Sie beflügelte die Fantasie
Namenspatron Maria von Ägypten verdiente sich ihr Geld als Liebesdienerin und sie büßte dafür
Wenn es in früherer Zeit um Aktdarstellungen in der christlichen Kunst ging, dann war das bei Männern einfach: Christus selbst am Kreuz und der Märtyrer Sebastian waren Möglichkeiten. Bei Frauen hatten es die Künstler schon schwerer, Motive zu finden, die für Kirchen geeignet waren. Susanna im Bade ist, trotz des biblischen Genres, nur in Salons und nicht in Sakralräumen zu entdecken.
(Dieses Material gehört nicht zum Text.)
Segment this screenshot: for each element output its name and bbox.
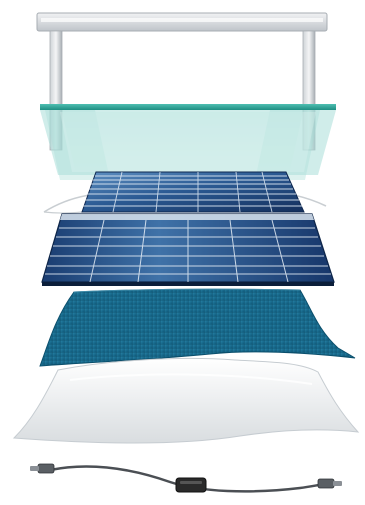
mc4-connector-right [317,478,342,489]
solar-cells-main [41,213,335,286]
junction-box [175,477,207,493]
eva-film-bottom [39,288,356,367]
solar-cells-upper [81,171,305,213]
mc4-connector-left [30,463,55,474]
tempered-glass [40,104,336,175]
backsheet [12,357,360,444]
junction-box-cable [30,463,342,493]
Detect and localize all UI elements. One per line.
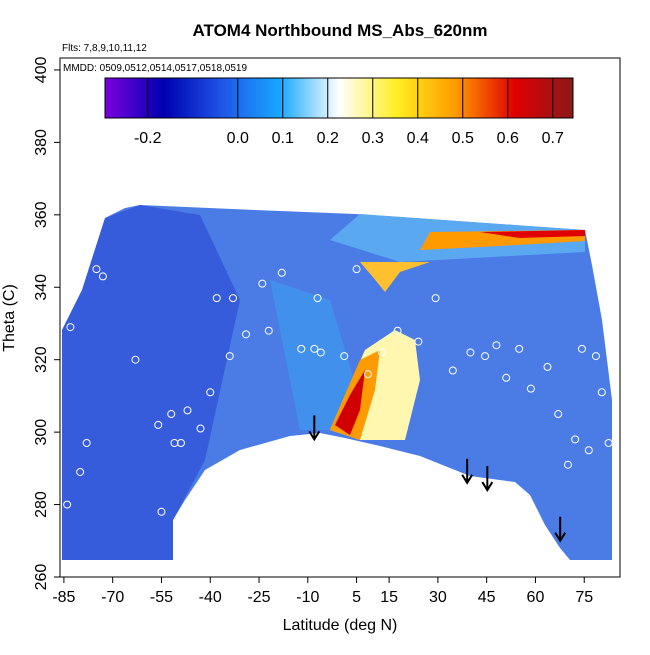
sample-point <box>313 294 322 303</box>
sample-point <box>352 265 361 274</box>
sample-point <box>131 355 140 364</box>
y-tick-label: 340 <box>33 274 50 301</box>
x-tick-label: -40 <box>199 589 222 606</box>
field-dark <box>62 205 240 560</box>
sample-point <box>377 348 386 357</box>
colorbar <box>104 77 574 119</box>
x-tick-label: -70 <box>101 589 124 606</box>
plot-frame <box>59 57 621 578</box>
sample-point <box>167 410 176 419</box>
sample-point <box>526 384 535 393</box>
colorbar-tick-label: 0.5 <box>452 130 474 147</box>
colorbar-tick-label: 0.4 <box>407 130 429 147</box>
sample-point <box>183 406 192 415</box>
sample-point <box>229 294 238 303</box>
sample-point <box>597 388 606 397</box>
y-axis-label: Theta (C) <box>1 284 18 352</box>
sample-point <box>571 435 580 444</box>
colorbar-tick-label: 0.6 <box>497 130 519 147</box>
y-tick-label: 260 <box>33 564 50 591</box>
sample-point <box>515 344 524 353</box>
colorbar-tick-label: 0.1 <box>272 130 294 147</box>
sample-point <box>466 348 475 357</box>
sample-point <box>225 352 234 361</box>
sample-point <box>414 337 423 346</box>
colorbar-tick-label: 0.2 <box>317 130 339 147</box>
field-hot <box>335 370 365 435</box>
subtitle: Flts: 7,8,9,10,11,12 <box>62 43 147 54</box>
y-tick-label: 280 <box>33 491 50 518</box>
y-tick-label: 320 <box>33 346 50 373</box>
colorbar-tick-label: 0.3 <box>362 130 384 147</box>
sample-point <box>591 352 600 361</box>
y-tick-label: 400 <box>33 57 50 84</box>
x-axis-label: Latitude (deg N) <box>283 617 398 634</box>
sample-point <box>82 438 91 447</box>
sample-point <box>206 388 215 397</box>
y-tick-label: 380 <box>33 129 50 156</box>
arrow <box>481 466 494 492</box>
field-light <box>270 280 360 430</box>
sample-point <box>66 323 75 332</box>
sample-point <box>264 326 273 335</box>
sample-point <box>502 373 511 382</box>
sample-point <box>492 341 501 350</box>
sample-point <box>604 438 613 447</box>
sample-point <box>363 370 372 379</box>
sample-point <box>393 326 402 335</box>
x-tick-label: -25 <box>247 589 270 606</box>
sample-point <box>92 265 101 274</box>
sample-point <box>297 344 306 353</box>
x-tick-label: 45 <box>478 589 496 606</box>
sample-point <box>340 352 349 361</box>
field-hot <box>360 262 430 292</box>
sample-point <box>577 344 586 353</box>
sample-point <box>584 446 593 455</box>
field <box>62 205 612 560</box>
sample-point <box>277 268 286 277</box>
sample-point <box>196 424 205 433</box>
x-tick-label: 15 <box>380 589 398 606</box>
x-tick-label: -85 <box>52 589 75 606</box>
annotation: MMDD: 0509,0512,0514,0517,0518,0519 <box>63 63 247 74</box>
sample-point <box>154 420 163 429</box>
sample-point <box>258 279 267 288</box>
sample-point <box>563 460 572 469</box>
sample-point <box>481 352 490 361</box>
colorbar-tick-label: -0.2 <box>134 130 162 147</box>
sample-point <box>554 410 563 419</box>
x-tick-label: -10 <box>296 589 319 606</box>
sample-point <box>212 294 221 303</box>
sample-point <box>448 366 457 375</box>
x-tick-label: 5 <box>352 589 361 606</box>
chart-title: ATOM4 Northbound MS_Abs_620nm <box>192 21 487 40</box>
field-hot <box>480 230 585 238</box>
sample-point <box>310 344 319 353</box>
x-tick-label: 30 <box>429 589 447 606</box>
x-tick-label: 75 <box>575 589 593 606</box>
sample-point <box>543 362 552 371</box>
arrow <box>308 415 321 442</box>
sample-point <box>316 348 325 357</box>
arrow <box>461 458 474 485</box>
colorbar-tick-label: 0.7 <box>542 130 564 147</box>
sample-point <box>431 294 440 303</box>
y-tick-label: 360 <box>33 201 50 228</box>
x-tick-label: -55 <box>150 589 173 606</box>
sample-point <box>98 272 107 281</box>
y-tick-label: 300 <box>33 419 50 446</box>
sample-point <box>176 438 185 447</box>
x-tick-label: 60 <box>527 589 545 606</box>
arrow <box>554 516 567 543</box>
sample-point <box>242 330 251 339</box>
sample-point <box>157 507 166 516</box>
sample-point <box>63 500 72 509</box>
colorbar-tick-label: 0.0 <box>227 130 249 147</box>
sample-point <box>76 467 85 476</box>
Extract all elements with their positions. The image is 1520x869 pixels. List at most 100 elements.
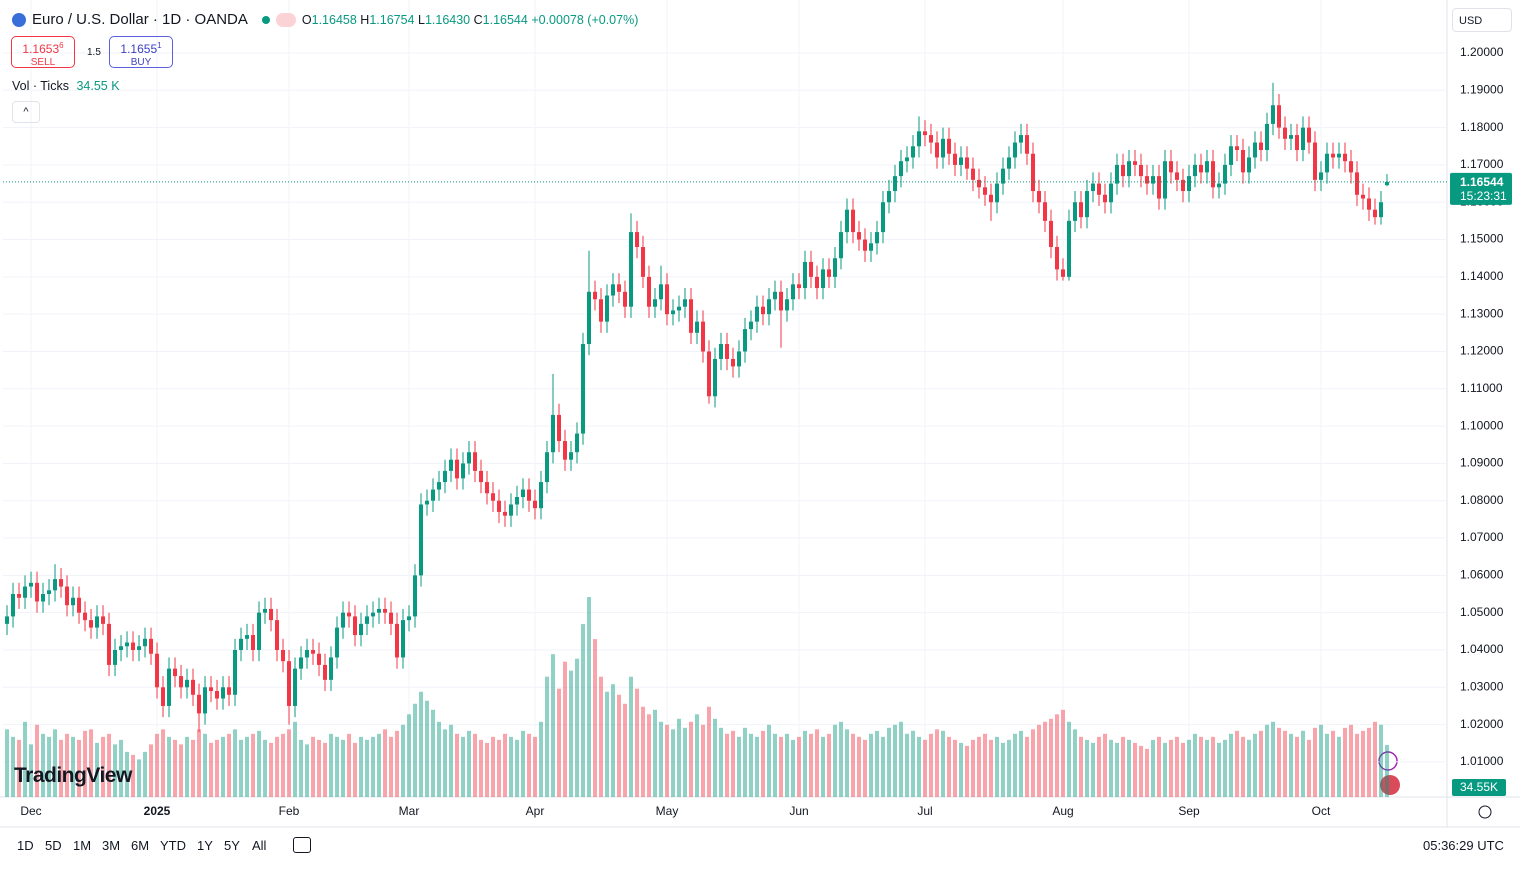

Und nicht sehr oft waren Adam und Eva Modelle für Aktdarstellungen wie in der Schlosskapelle von Neuburg. Vielfach mussten große Engel als transzendente Wesen für dekorative Halbakte dienen.
Da griffen Künstler im späten Mittelalter und in der frühen Neuzeit zuweilen auf die sogenannten „Sünderinnen“zurück. Besonders Maria von Ägypten beflügelte die Fantasie. Sie soll im 4. Jahrhundert in einer christlichen Familie zu Alexandria in Ägypten geboren und getauft worden sein. Als junge, hübsche, unverheiratete Frau verdiente sie sich ihr Geld als Liebesdienerin. Auch auf einem Pilgerschiff ins Heilige Land soll sie Passagiere „betreut“haben. Als sie mit den Wallfahrern in Jerusalem die Grabeskirche betreten wollte, hielt sie ein unsichtbarer Engel gewaltsam zurück. Er betonte, sie sei wegen ihres Lebenswandels unwürdig, die heilige Stätte zu betreten. Da erfasste sie unendliche Reue. Sie ging daraufhin zur Buße und zum Gebet in die Wüste. Dort lebte Maria dann in absoluter Abgeschiedenheit 47 Jahre. Ein Mönch fand ihre unbekleidete Leiche, die über und über mit Haaren bedeckt war. Ein Löwe soll herbeigekommen sein und mit seinen Pranken ein Grab ausgehoben haben. Dies sei am 2. April im Jahr 430 geschehen.
Ihr Büßerleben verbreitete sich und viele Wallfahrer kamen zu ihrem einsamen Grab. Im 7. Jahrhundert wurde ihre Geschichte auch im Westen bekannt. In Rom, Neapel, Tournai und Antwerpen sollen sich Reliquien von ihr befinden. Sie ist Patronin der reuigen Sünderinnen und Fürsprecherin bei hohem Fieber.
In der Kunst wird Maria von Ägypten unbekleidet und am ganzen Körper behaart oder mit ganz langen Kopfhaaren, die ihre Blößen bedecken, dargestellt. Diese Ikonographie wurde auch zuweilen bei Maria Magdalena gewählt, wie von Riemenschneider bei der bekannten Münnerstädter Magdalena im Bayerischen Nationalmuseum. In den stuckierten Gewölbefeldern der Hofkirche in Neuburg sind auf der Nordseite, ganz hinten im oberen Umgang, vier Büßerinnen dargestellt: Maria Magdalena, Pelagia von Jerusalem, die als Schauspielerin und Tänzerin verführerisch hübsch gewesen sein soll. Nach der Taufe hat sie dem ausschweifenden Leben den Rücken gekehrt und in einem Kloster am Ölberg Buße getan. Als Vierte steht Afra von Augsburg mit entblößtem Oberkörper an einen Pfahl gebunden in den Flammen.